Policeman Murphy and Corman made their appearance and ordered the fight to stop. They were greeted by the fighters and spectators with yells and jostled about. Frantic with annoyance, the officers drew their clubs and brandished them over their disrespectful neighbors. The derisive hooting made the officers mad. They grabbed the nearest man, an innocent little chap named George Darby. The crowd then "rushed" both officer and prisoner down into the commons, while stones rattled on the backs and caps of the officers like hail on a barn. The excitement was made intense by some one of the crowd firing a pistol. Another officer then appeared, and, with drawn revolver, acted as a rear guard for his brother officers by keeping the infuriated crowd at bay. The stationhouse was soon reached and the prisoner was put trembling before the bar. Officer Murphy had his blood up; he went outside the door and shortly appeared with Mr. McBride of the Arts" senior class. A joint charge of breach of the peace was made against Mr. McBride and the little prisoner, George Derby, of No. 4,000 Chestnut street. The prisoners were taken before Magistrate Randall. Here they were met by Provost Pepper, who had them released for a hearing tomorrow.
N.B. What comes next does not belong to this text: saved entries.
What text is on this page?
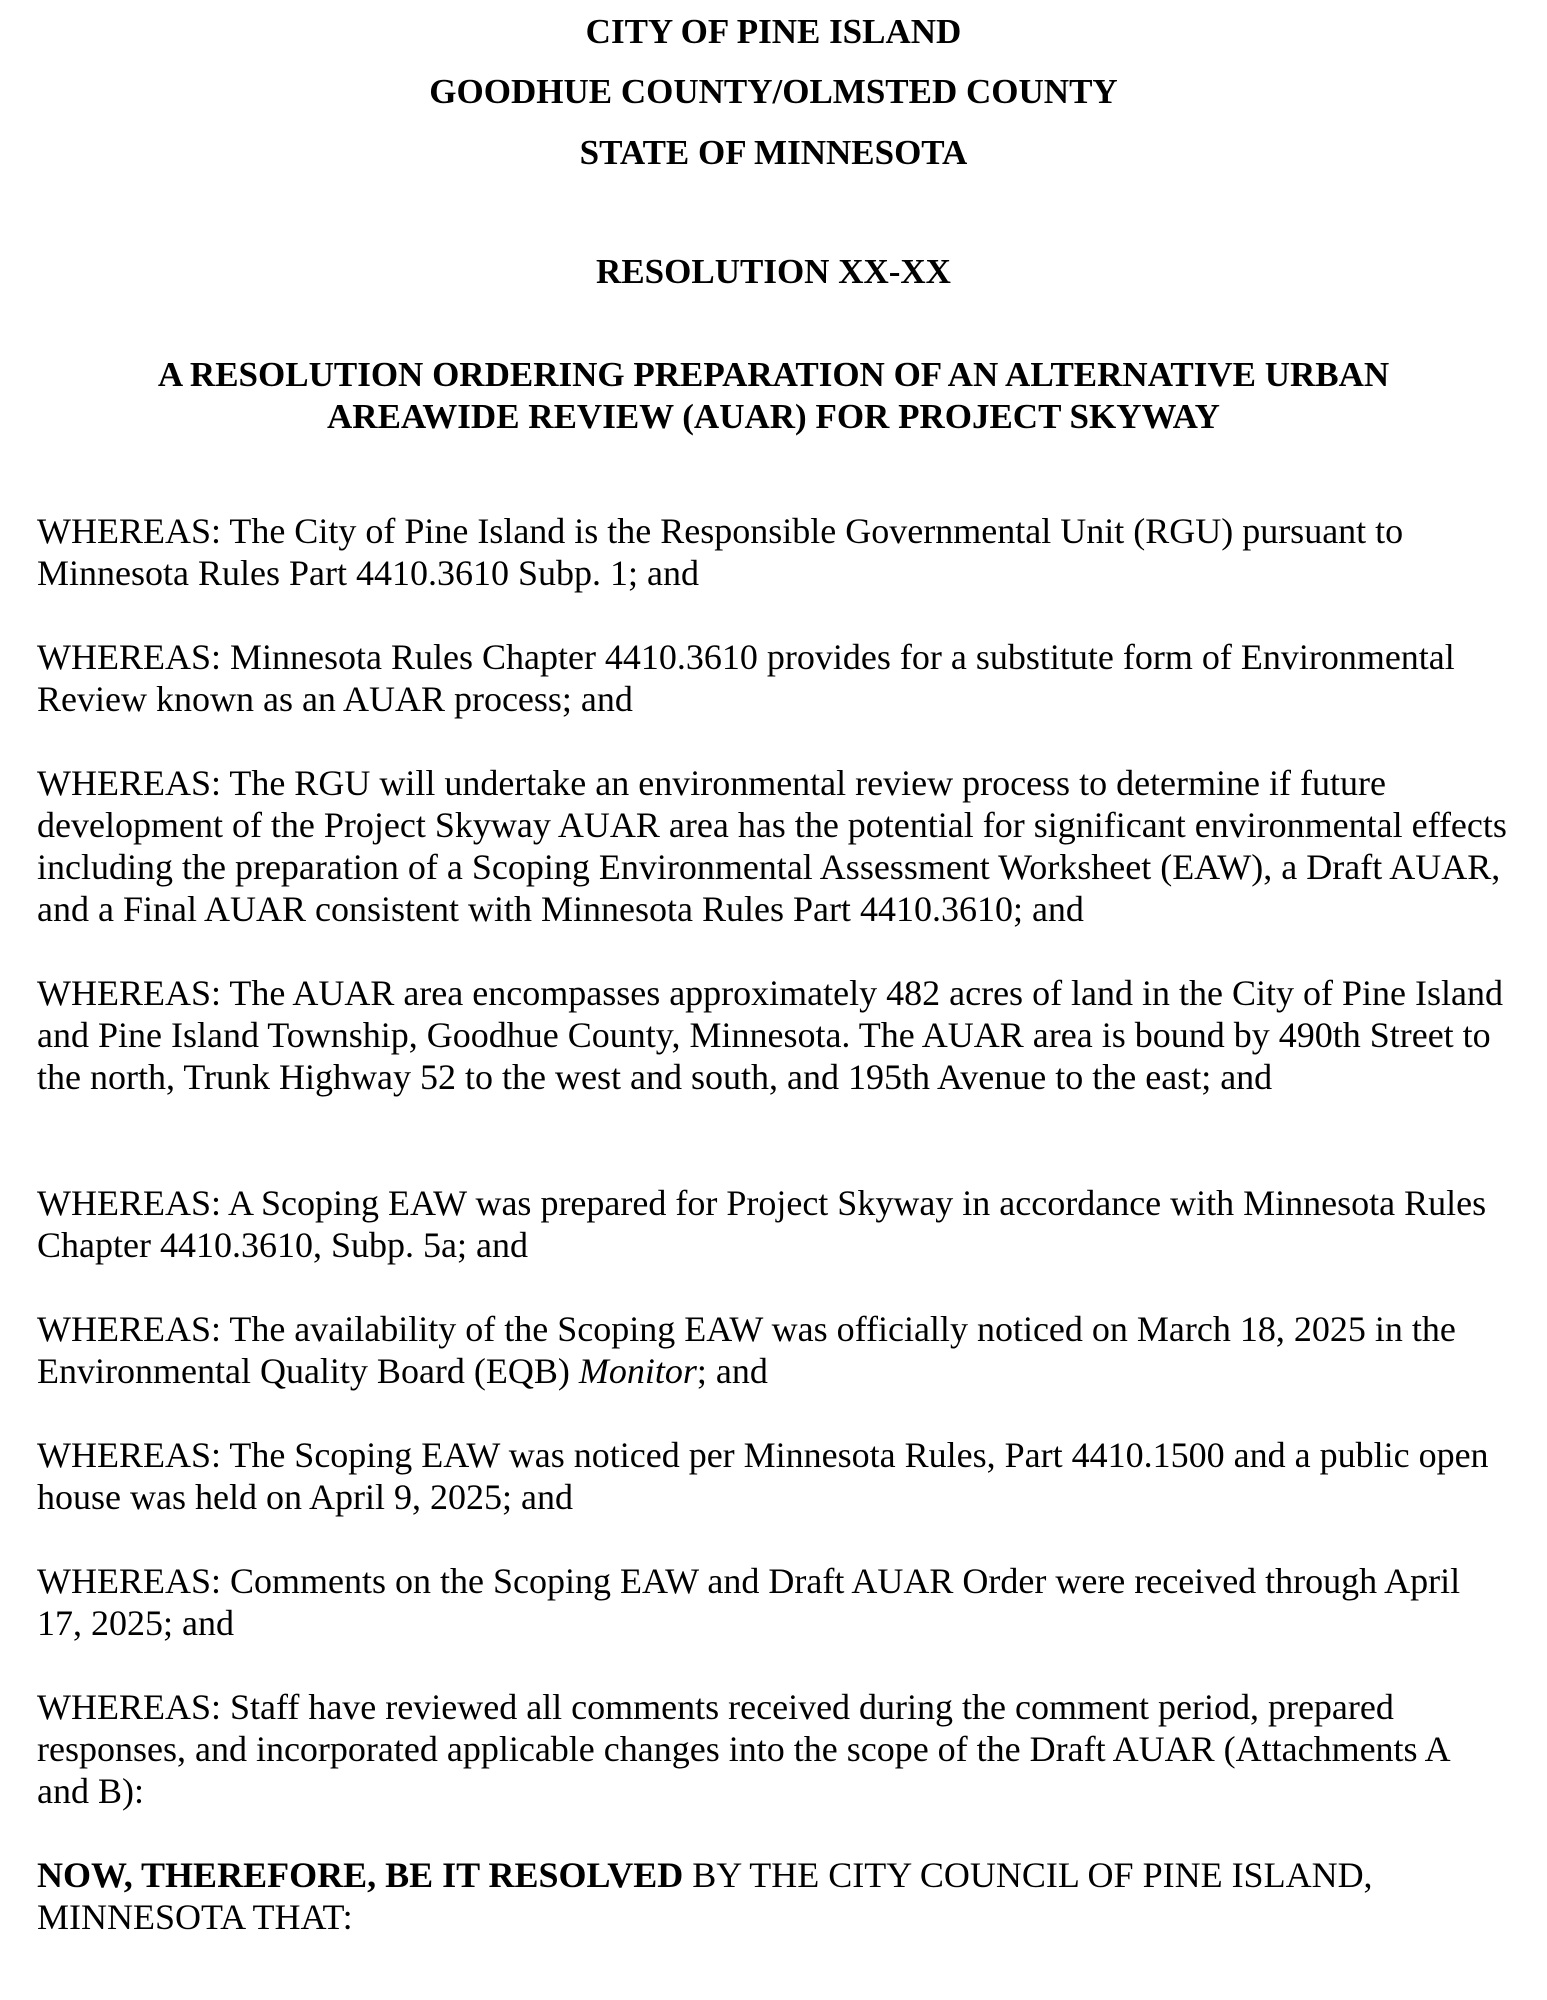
CITY OF PINE ISLAND

GOODHUE COUNTY/OLMSTED COUNTY

STATE OF MINNESOTA

RESOLUTION XX-XX

A RESOLUTION ORDERING PREPARATION OF AN ALTERNATIVE URBAN

AREAWIDE REVIEW (AUAR) FOR PROJECT SKYWAY

WHEREAS: The City of Pine Island is the Responsible Governmental Unit (RGU) pursuant to Minnesota Rules Part 4410.3610 Subp. 1; and

WHEREAS: Minnesota Rules Chapter 4410.3610 provides for a substitute form of Environmental Review known as an AUAR process; and

WHEREAS: The RGU will undertake an environmental review process to determine if future development of the Project Skyway AUAR area has the potential for significant environmental effects including the preparation of a Scoping Environmental Assessment Worksheet (EAW), a Draft AUAR, and a Final AUAR consistent with Minnesota Rules Part 4410.3610; and

WHEREAS: The AUAR area encompasses approximately 482 acres of land in the City of Pine Island and Pine Island Township, Goodhue County, Minnesota. The AUAR area is bound by 490th Street to the north, Trunk Highway 52 to the west and south, and 195th Avenue to the east; and

WHEREAS: A Scoping EAW was prepared for Project Skyway in accordance with Minnesota Rules Chapter 4410.3610, Subp. 5a; and

WHEREAS: The availability of the Scoping EAW was officially noticed on March 18, 2025 in the Environmental Quality Board (EQB) Monitor; and

WHEREAS: The Scoping EAW was noticed per Minnesota Rules, Part 4410.1500 and a public open house was held on April 9, 2025; and

WHEREAS: Comments on the Scoping EAW and Draft AUAR Order were received through April 17, 2025; and

WHEREAS: Staff have reviewed all comments received during the comment period, prepared responses, and incorporated applicable changes into the scope of the Draft AUAR (Attachments A and B):

NOW, THEREFORE, BE IT RESOLVED BY THE CITY COUNCIL OF PINE ISLAND, MINNESOTA THAT:
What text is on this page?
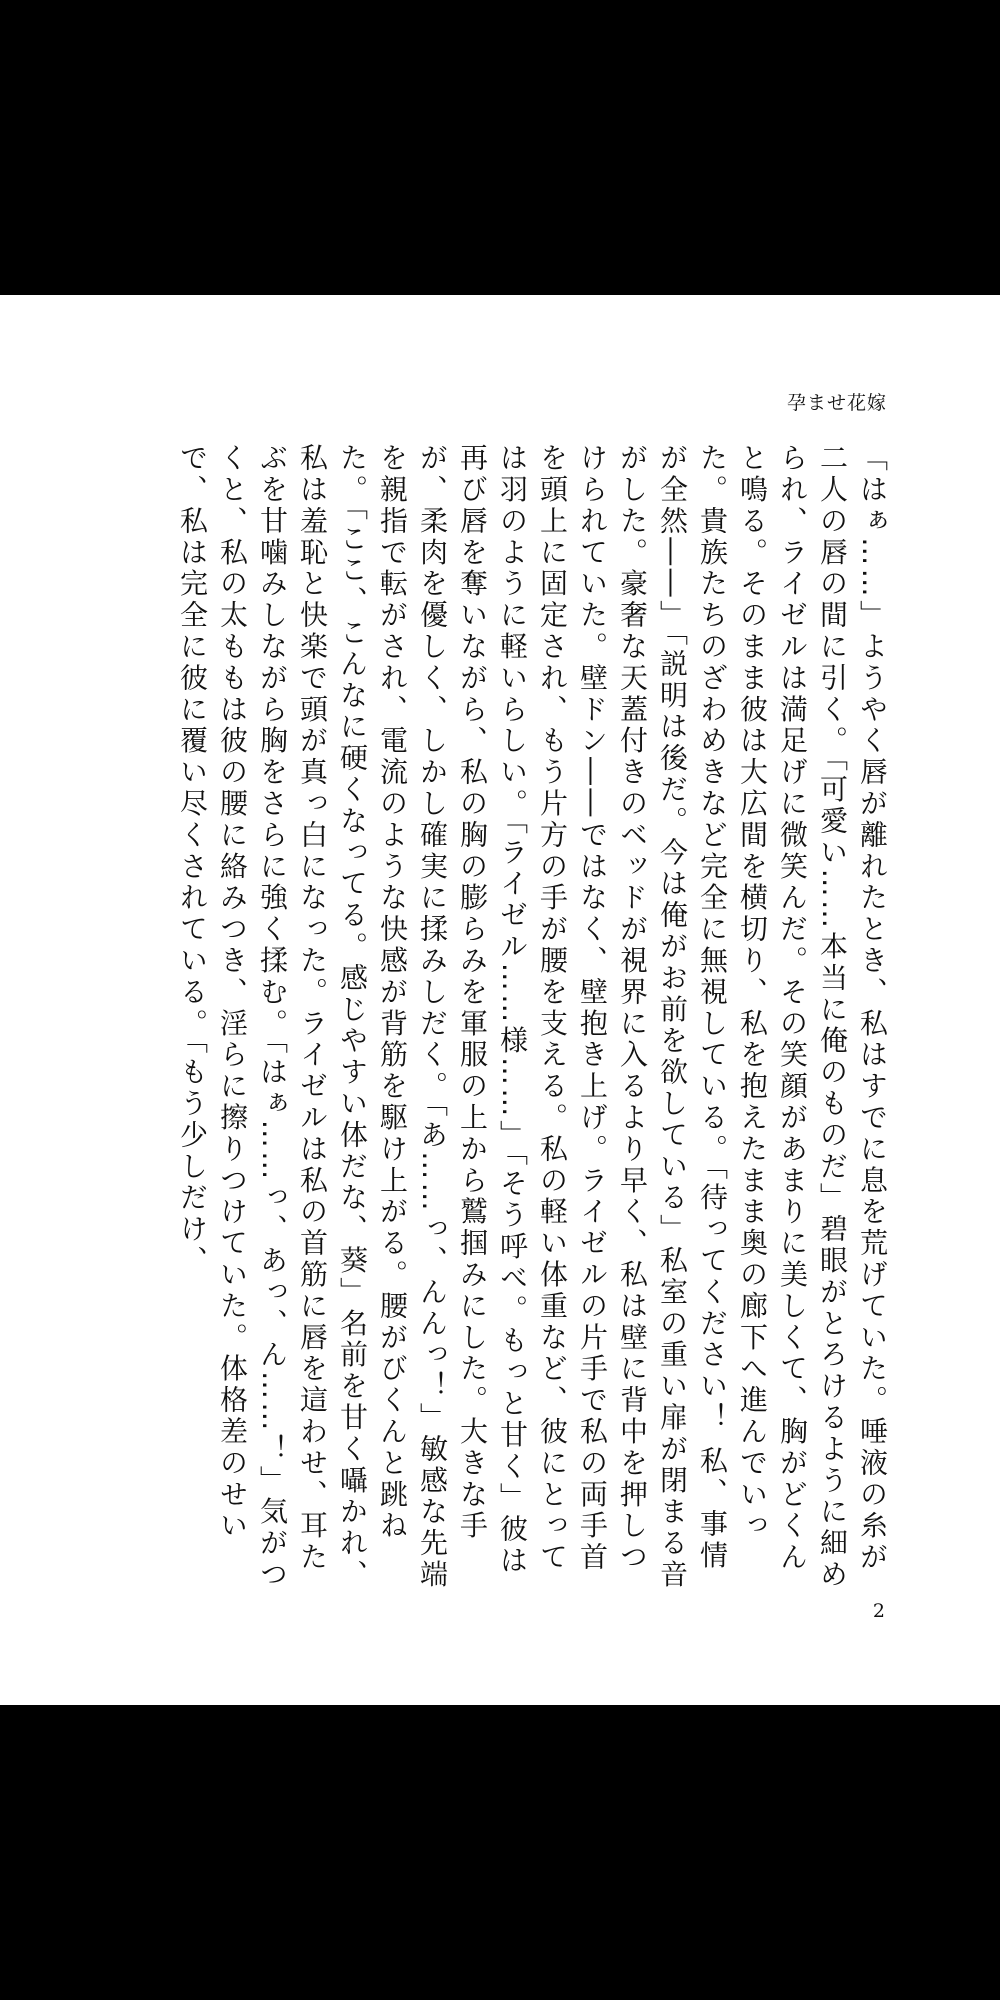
孕ませ花嫁

「はぁ……」ようやく唇が離れたとき、私はすでに息を荒げていた。唾液の糸が二人の唇の間に引く。「可愛い……本当に俺のものだ」碧眼がとろけるように細められ、ライゼルは満足げに微笑んだ。その笑顔があまりに美しくて、胸がどくんと鳴る。そのまま彼は大広間を横切り、私を抱えたまま奥の廊下へ進んでいった。貴族たちのざわめきなど完全に無視している。「待ってください！ 私、事情が全然――」「説明は後だ。今は俺がお前を欲している」私室の重い扉が閉まる音がした。豪奢な天蓋付きのベッドが視界に入るより早く、私は壁に背中を押しつけられていた。壁ドン――ではなく、壁抱き上げ。ライゼルの片手で私の両手首を頭上に固定され、もう片方の手が腰を支える。私の軽い体重など、彼にとっては羽のように軽いらしい。「ライゼル……様……」「そう呼べ。もっと甘く」彼は再び唇を奪いながら、私の胸の膨らみを軍服の上から鷲掴みにした。大きな手が、柔肉を優しく、しかし確実に揉みしだく。「あ……っ、んんっ！」敏感な先端を親指で転がされ、電流のような快感が背筋を駆け上がる。腰がびくんと跳ねた。「ここ、こんなに硬くなってる。感じやすい体だな、葵」名前を甘く囁かれ、私は羞恥と快楽で頭が真っ白になった。ライゼルは私の首筋に唇を這わせ、耳たぶを甘噛みしながら胸をさらに強く揉む。「はぁ……っ、あっ、ん……！」気がつくと、私の太ももは彼の腰に絡みつき、淫らに擦りつけていた。体格差のせいで、私は完全に彼に覆い尽くされている。「もう少しだけ、

2
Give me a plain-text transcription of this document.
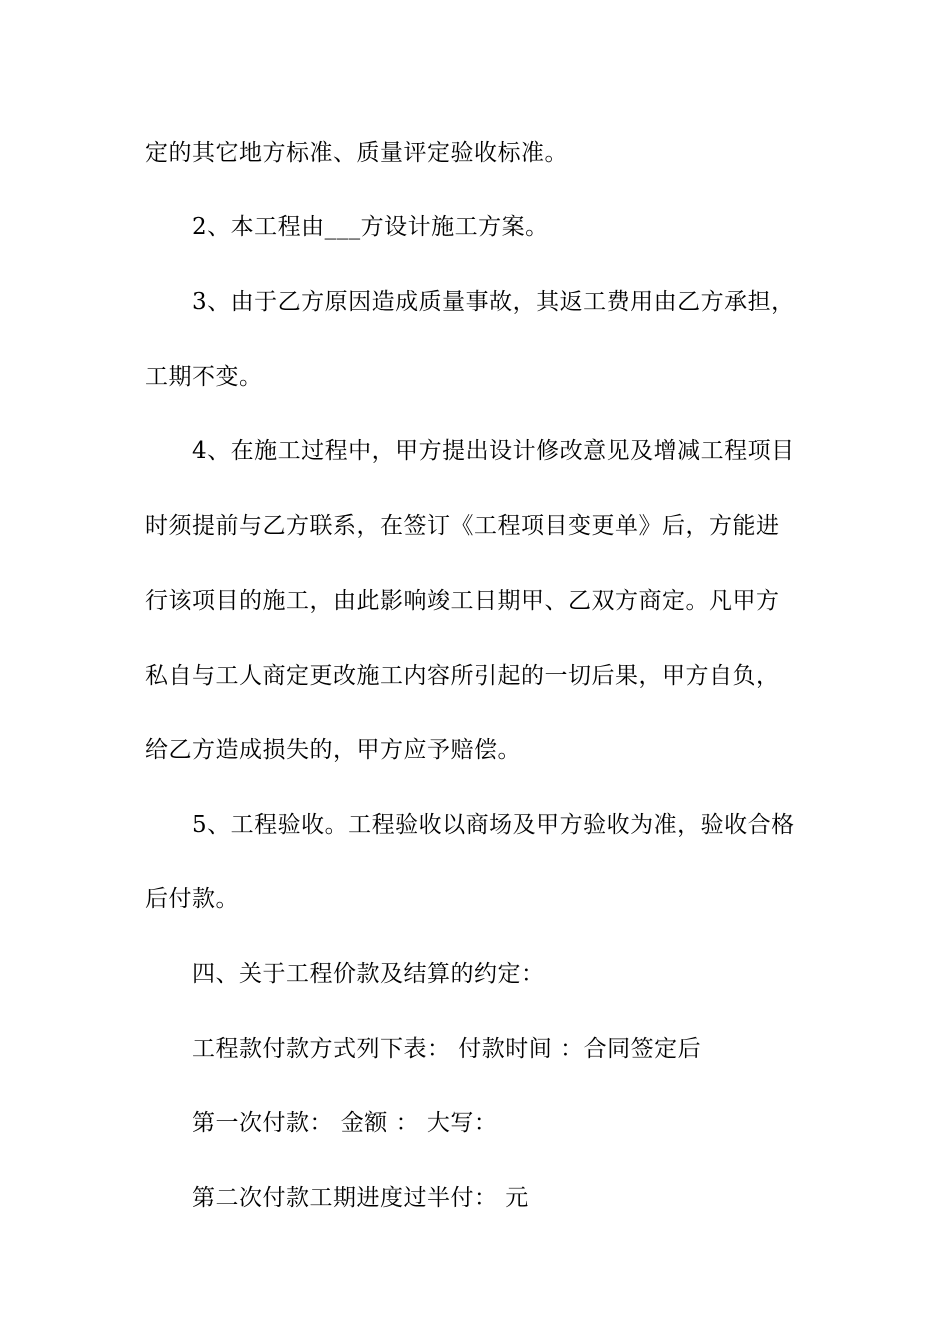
定的其它地方标准、质量评定验收标准。
2、本工程由___方设计施工方案。
3、由于乙方原因造成质量事故，其返工费用由乙方承担，
工期不变。
4、在施工过程中，甲方提出设计修改意见及增减工程项目
时须提前与乙方联系，在签订《工程项目变更单》后，方能进
行该项目的施工，由此影响竣工日期甲、乙双方商定。凡甲方
私自与工人商定更改施工内容所引起的一切后果，甲方自负，
给乙方造成损失的，甲方应予赔偿。
5、工程验收。工程验收以商场及甲方验收为准，验收合格
后付款。
四、关于工程价款及结算的约定：
工程款付款方式列下表： 付款时间 ：合同签定后
第一次付款： 金额 ： 大写：
第二次付款工期进度过半付： 元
The fight over the bowl had meanwhile gone on. The freshmen raised the bowl over the Thirty-fourth street fire-plug to break it. The fire-plug broke under the heavy blows from the bowl. Finally, tired and soaked, the freshmen claimed the bowl by possession, and triumphantly carried it across the campus into the building."
In his official report of the affair, Police Lieutenant Blankley says: "Officer Murphy was struck in the head with a stone. There were also four pistolshots fired, apparently at the officers. A man immediately behind the officers claimed to have been shot in the head. The officers could not ascertain who he was."